Elizabeth Buie reports on how one young depute head turned around the fortunes of a school that had been devastated by fire

Gillian Mackay arrived as depute headteacher at King's Road Primary, in Rosyth, in December 2003, two years after the school had been devastated by fire.

Pupils and staff were working on a split site. The lower half of the school had stayed on the King's Road site, accommodated in huts, while the upper years were bussed every day to empty classrooms in a Dunfermline school five miles away.

Apart from the obvious distress and disruption to routine, the impact of the fire had been far-reaching. Everyone's morale had been affected and it had been difficult for the senior management team to bring cohesion to teachers and pupils working on two sites so far apart. Another casualty was the ability to engage parents.

Two weeks after Ms Mackay's arrival at King's Road Primary, everyone moved into a new replacement school. As 400 pupils, making up 19 classes, moved into their new premises, her job was to help bring about a fresh start.

At the time she was 27 and one of the youngest, if not the youngest, depute head in Fife. (She is now the youngest head, having moved to North Queensferry Primary.) With the full backing of the headteacher and staff at King's Road Primary, Ms Mackay made it her mission to re-engage parents in an area of high deprivation and unemployment.

"My challenge was that if children's learning and their school experience was to be enhanced, then parents' involvement in the school had to be improved dramatically. My other challenge was to lead from the centre and not from the front," she says.

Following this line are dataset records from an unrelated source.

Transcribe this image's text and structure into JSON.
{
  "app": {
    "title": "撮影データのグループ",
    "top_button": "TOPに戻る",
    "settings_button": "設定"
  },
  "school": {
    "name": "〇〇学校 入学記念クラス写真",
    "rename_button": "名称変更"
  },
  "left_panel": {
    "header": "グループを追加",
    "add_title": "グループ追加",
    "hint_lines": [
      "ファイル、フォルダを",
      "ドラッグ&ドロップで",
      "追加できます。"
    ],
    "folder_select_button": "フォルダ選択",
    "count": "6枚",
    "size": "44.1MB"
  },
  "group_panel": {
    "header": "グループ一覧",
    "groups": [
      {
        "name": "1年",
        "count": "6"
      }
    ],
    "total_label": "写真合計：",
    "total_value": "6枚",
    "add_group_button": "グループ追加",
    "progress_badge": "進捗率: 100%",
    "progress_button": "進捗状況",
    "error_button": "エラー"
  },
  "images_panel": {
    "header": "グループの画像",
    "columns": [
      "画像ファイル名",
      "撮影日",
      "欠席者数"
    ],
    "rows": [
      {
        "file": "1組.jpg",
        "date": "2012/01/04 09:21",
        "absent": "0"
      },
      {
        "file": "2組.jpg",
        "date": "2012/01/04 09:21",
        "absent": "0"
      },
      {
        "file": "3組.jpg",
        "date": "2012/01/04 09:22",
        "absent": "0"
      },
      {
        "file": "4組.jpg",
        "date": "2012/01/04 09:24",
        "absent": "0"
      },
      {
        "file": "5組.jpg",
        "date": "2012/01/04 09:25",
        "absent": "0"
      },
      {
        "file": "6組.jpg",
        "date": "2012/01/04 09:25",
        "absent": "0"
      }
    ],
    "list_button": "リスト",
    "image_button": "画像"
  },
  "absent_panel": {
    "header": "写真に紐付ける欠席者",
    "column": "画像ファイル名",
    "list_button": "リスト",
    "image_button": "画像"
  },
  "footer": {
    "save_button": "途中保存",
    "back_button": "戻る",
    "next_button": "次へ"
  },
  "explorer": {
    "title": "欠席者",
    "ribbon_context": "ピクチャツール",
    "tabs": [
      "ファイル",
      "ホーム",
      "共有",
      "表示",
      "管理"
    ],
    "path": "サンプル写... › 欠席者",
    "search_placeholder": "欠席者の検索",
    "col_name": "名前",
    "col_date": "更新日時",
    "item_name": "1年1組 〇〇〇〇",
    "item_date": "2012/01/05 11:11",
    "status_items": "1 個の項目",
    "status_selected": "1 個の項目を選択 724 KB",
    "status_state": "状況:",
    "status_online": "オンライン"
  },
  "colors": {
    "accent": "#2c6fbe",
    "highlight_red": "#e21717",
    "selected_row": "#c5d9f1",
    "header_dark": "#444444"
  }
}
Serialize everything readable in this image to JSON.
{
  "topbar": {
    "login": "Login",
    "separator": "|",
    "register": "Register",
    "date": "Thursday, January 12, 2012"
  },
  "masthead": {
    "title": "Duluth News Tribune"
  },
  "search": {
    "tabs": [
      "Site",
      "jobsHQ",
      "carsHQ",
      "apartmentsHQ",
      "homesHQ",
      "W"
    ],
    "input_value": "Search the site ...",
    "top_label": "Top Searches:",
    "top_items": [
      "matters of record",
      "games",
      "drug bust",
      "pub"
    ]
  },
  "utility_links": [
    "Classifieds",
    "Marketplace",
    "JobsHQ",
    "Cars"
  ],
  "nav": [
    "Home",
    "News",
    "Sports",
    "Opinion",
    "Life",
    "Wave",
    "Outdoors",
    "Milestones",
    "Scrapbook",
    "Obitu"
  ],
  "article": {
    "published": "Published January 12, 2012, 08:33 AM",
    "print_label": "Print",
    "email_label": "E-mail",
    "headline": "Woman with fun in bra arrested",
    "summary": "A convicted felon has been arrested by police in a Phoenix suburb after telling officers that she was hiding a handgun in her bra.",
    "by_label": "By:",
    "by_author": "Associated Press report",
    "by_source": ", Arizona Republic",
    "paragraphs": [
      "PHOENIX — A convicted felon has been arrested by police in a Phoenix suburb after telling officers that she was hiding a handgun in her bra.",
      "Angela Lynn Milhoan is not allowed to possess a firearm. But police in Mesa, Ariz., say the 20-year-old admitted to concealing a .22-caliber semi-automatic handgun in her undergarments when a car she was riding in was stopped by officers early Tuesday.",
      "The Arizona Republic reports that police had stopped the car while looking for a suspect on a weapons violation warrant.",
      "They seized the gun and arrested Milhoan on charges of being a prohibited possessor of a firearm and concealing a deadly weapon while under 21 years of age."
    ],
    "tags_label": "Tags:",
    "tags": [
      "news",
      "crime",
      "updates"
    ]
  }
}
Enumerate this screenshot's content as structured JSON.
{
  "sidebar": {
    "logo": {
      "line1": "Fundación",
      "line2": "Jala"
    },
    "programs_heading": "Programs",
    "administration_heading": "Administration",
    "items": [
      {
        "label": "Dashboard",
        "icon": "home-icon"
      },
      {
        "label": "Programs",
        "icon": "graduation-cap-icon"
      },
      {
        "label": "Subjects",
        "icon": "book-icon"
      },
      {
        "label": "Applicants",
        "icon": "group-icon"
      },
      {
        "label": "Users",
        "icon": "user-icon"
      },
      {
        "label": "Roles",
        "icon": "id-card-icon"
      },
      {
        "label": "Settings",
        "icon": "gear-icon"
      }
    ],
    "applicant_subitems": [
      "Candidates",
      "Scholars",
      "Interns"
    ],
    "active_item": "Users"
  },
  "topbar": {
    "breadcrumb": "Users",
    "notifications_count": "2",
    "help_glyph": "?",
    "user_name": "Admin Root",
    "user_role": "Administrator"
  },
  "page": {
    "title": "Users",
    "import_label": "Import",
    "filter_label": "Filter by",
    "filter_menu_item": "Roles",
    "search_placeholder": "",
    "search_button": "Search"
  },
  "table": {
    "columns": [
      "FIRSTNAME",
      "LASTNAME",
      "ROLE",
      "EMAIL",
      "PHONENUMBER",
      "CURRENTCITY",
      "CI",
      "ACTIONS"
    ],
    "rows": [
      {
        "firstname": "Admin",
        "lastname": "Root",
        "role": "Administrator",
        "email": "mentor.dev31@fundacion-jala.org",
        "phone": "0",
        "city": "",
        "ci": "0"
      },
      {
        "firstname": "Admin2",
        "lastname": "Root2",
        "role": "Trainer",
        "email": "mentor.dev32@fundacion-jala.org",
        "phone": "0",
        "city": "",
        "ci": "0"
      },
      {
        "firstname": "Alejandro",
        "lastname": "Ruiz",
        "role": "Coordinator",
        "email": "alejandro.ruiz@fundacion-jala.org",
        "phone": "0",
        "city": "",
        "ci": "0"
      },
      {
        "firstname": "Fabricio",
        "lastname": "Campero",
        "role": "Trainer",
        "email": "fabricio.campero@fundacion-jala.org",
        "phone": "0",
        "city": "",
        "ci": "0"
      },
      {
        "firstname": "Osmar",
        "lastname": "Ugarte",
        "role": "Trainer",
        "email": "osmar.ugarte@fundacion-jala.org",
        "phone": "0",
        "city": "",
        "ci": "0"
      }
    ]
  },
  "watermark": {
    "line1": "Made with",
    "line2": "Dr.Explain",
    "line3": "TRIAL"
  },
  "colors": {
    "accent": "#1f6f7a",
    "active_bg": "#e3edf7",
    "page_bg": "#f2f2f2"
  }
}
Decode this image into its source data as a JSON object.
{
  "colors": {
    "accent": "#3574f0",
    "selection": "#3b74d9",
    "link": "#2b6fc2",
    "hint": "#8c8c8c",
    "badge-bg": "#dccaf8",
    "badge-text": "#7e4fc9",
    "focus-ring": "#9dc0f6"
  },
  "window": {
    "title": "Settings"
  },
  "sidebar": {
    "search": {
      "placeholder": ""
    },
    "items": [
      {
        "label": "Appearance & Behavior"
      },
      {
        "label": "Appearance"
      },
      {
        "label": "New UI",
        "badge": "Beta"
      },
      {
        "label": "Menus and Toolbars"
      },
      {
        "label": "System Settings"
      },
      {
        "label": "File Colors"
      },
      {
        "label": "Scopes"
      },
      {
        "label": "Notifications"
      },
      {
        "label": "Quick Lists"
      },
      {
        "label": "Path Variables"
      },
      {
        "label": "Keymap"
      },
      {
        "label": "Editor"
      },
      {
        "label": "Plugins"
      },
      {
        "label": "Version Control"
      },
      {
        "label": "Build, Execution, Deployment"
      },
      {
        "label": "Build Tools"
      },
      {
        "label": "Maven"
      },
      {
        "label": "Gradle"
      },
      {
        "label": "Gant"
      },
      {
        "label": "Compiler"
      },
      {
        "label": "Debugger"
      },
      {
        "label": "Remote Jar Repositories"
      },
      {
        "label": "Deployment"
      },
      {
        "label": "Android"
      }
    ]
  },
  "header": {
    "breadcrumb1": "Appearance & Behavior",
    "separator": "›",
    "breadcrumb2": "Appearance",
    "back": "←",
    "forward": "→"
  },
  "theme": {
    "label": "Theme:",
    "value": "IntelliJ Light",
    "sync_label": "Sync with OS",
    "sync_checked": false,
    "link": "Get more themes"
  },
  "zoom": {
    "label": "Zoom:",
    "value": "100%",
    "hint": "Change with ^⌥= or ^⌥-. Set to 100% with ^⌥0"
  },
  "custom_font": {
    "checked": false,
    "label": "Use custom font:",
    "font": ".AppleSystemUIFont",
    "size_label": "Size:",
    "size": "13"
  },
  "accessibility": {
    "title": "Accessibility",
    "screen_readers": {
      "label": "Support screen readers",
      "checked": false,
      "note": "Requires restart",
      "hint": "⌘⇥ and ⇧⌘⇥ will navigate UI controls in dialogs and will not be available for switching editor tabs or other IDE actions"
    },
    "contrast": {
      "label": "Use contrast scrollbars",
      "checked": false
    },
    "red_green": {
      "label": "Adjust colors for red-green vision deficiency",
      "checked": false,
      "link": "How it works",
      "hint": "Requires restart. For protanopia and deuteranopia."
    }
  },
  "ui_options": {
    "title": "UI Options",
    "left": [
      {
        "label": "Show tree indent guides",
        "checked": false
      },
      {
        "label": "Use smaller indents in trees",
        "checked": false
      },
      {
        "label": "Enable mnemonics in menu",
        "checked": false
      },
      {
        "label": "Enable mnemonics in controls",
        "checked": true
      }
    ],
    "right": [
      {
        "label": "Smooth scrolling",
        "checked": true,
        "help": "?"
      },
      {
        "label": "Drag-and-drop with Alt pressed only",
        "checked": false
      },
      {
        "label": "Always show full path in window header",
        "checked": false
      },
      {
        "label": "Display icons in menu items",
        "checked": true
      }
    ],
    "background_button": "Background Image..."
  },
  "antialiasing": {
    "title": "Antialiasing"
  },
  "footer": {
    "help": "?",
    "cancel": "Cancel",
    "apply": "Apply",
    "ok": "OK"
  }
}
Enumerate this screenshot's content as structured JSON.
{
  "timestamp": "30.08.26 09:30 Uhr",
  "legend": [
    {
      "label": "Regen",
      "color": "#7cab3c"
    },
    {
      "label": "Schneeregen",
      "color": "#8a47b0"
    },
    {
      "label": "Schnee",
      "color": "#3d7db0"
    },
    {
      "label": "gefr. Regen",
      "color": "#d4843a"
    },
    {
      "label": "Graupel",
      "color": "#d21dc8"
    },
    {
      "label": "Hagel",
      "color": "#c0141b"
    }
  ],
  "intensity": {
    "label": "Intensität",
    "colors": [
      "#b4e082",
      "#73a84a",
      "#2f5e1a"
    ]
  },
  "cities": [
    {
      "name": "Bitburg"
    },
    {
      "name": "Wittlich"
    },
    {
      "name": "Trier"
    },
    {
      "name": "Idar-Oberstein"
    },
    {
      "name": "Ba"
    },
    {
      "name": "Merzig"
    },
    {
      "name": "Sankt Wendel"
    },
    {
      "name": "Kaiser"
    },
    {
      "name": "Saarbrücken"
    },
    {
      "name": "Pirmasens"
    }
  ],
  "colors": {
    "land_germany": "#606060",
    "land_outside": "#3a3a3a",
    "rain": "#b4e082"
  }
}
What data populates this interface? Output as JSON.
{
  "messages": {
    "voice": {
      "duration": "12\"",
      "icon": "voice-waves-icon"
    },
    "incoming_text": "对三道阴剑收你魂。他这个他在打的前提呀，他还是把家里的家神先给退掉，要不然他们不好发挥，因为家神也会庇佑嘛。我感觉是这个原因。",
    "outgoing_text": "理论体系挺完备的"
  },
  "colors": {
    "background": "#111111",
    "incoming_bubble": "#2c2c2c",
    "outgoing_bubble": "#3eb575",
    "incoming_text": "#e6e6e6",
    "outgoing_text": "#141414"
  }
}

She was, at the time, working towards meeting the Standard for Headship through unit three of the Scottish Qualification for Headship. Her focus on engaging parents was part of her self-evaluation every step of the way as she worked on areas such as managing policy and planning, where the Standard required her to develop and communicate school values, aims, policies and plans and develop and maintain partnerships with parents, pupils, school board, agencies and the community.

Her first steps were simply to become more visible. She would go into the playground and invite parents just to come in for a chat about things.

Initially, only a handful of parents took up her offer, but the momentum grew.

A working group was formed which included pupils and parents. The pupil delegation focused on becoming an eco-group and became almost evangelical in its aims, while the parents were set the task of writing a communication policy for the school. That policy evolved into a parents' charter which had benefits for all. In essence, it stated that the school would do x, y and z, and they, as parents, would do a, b and c.

"It was inspiring because some hadn't been sending their children to school. Now they were committing themselves to take part in the school,"

says Ms Mackay.

Parents were also given freedom to decide topics for workshops and leaflets.

Meanwhile, Ms Mackay was carrying out her own self-evaluation and measuring performance against the Standard.

Wide-ranging management changes were implemented, all of which have remained or been enhanced by the new headteacher at King's Road. These include:

* a member of the management team available to speak to a parent if they ask to see someone, making appointments no longer necessary;

* busy starts and finishes for classes up to P4 (they now operate for all ages). This sets aside a half-hour at the start or finish of the school day when a parent can come into class and work beside his or her child in whatever the class activity is, be it a writing exercise or an art project.

* a parents' coffee lounge for sitting and chatting at the start or finish of the day;

* good news letters sent out weekly when appropriate;

* parents sitting on working parties, including one on Assessment is For Learning;

* the Friends of King's Road - their parent teacher association - established and running fetes and other fundraising activities;

* a homework policy set up, under which the teacher writes a comment on the work and the parent sends back his or her comment, which aids two-way communication;

* a fortnightly newsletter.

When HMIE reported on the school in May 2005, they found the "climate, relationships and partnerships with parents and the community to be a key strength".

Of the CPD aspects of the exercise, Ms Mackay says: "It had a real rigour about it. It forced me to examine my practice within the school at a level I would never have gone to before because the Standard for Headship was very difficult to meet."